“Saying No To Adoption”

By Harold Shank, National Spokesperson for CCFSA

Many people say “no” to adoption, perhaps not defiantly or thoughtfully but, in terms of the bottom line, their decision is “no.” One of our elders, Dennis Ruch, and his wife, Toni, also said “no” to adoption, in three different ways.
During the height of the Viet Nam war, the Ruches moved to the Southeast Asian country to serve as missionaries. Young, childless and filled with dreams of what God might do, they soon became aware of the large number of children made orphans by the conflict. Moved by compassion, they visited several orphanages seeking to adopt a child. However, the large number of healthy, available children overwhelmed them. They retreated to the safety of their home to pray and think about their choices.

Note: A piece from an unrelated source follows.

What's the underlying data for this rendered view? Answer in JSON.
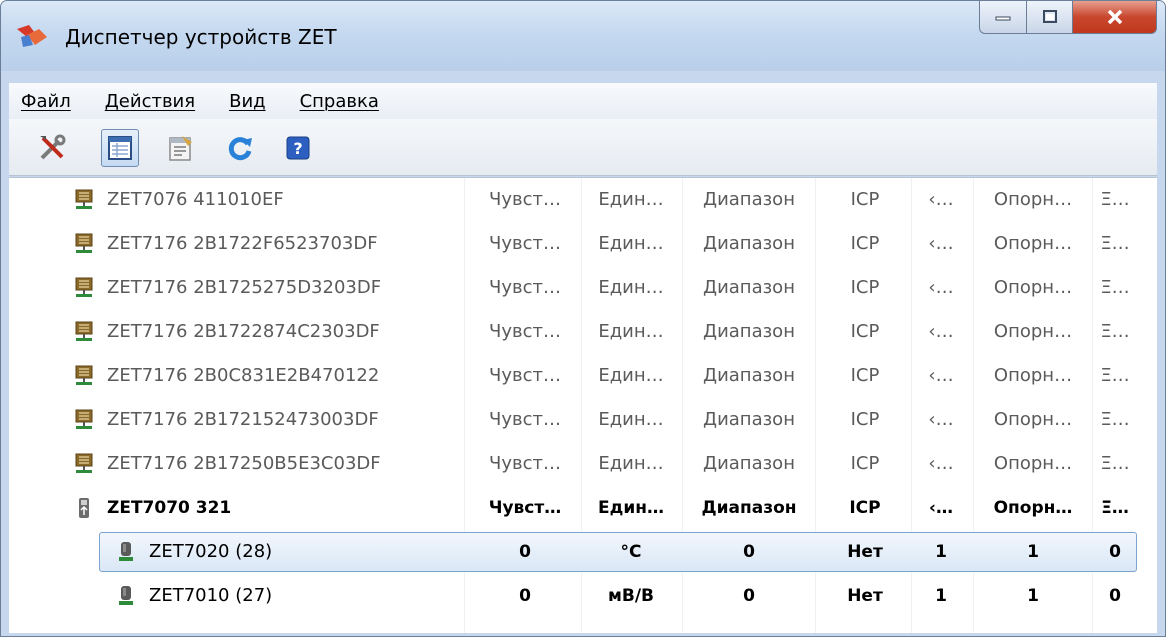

One morning, a Vietnamese woman came to their house and left a baby boy on their bed. He was sick, malnourished and apparently orphaned. Toni nursed the baby back to health and Dennis sought out the authorities for direction. As the child responded to their care, they realized that God had sent them the right child. Dennis recalls, “There was no question. This boy was to be our child.” No question. That was the Ruches’ first “no.”
After Dennis and Toni adopted Joe, they had four biological children:  Dave, Jon, Dan and Christy. Close in age, the five children grew up together. They all called Dennis “dad” and Toni “mom” and learned from them the Christian way. All five children had led a friend to Christ by the time they graduated from high school.
Some people have asked if they treated their children differently because of the adoption. Dennis is adamant. “They are all in our will. They are all our children. They are all equal. There is no difference among my children.”  No.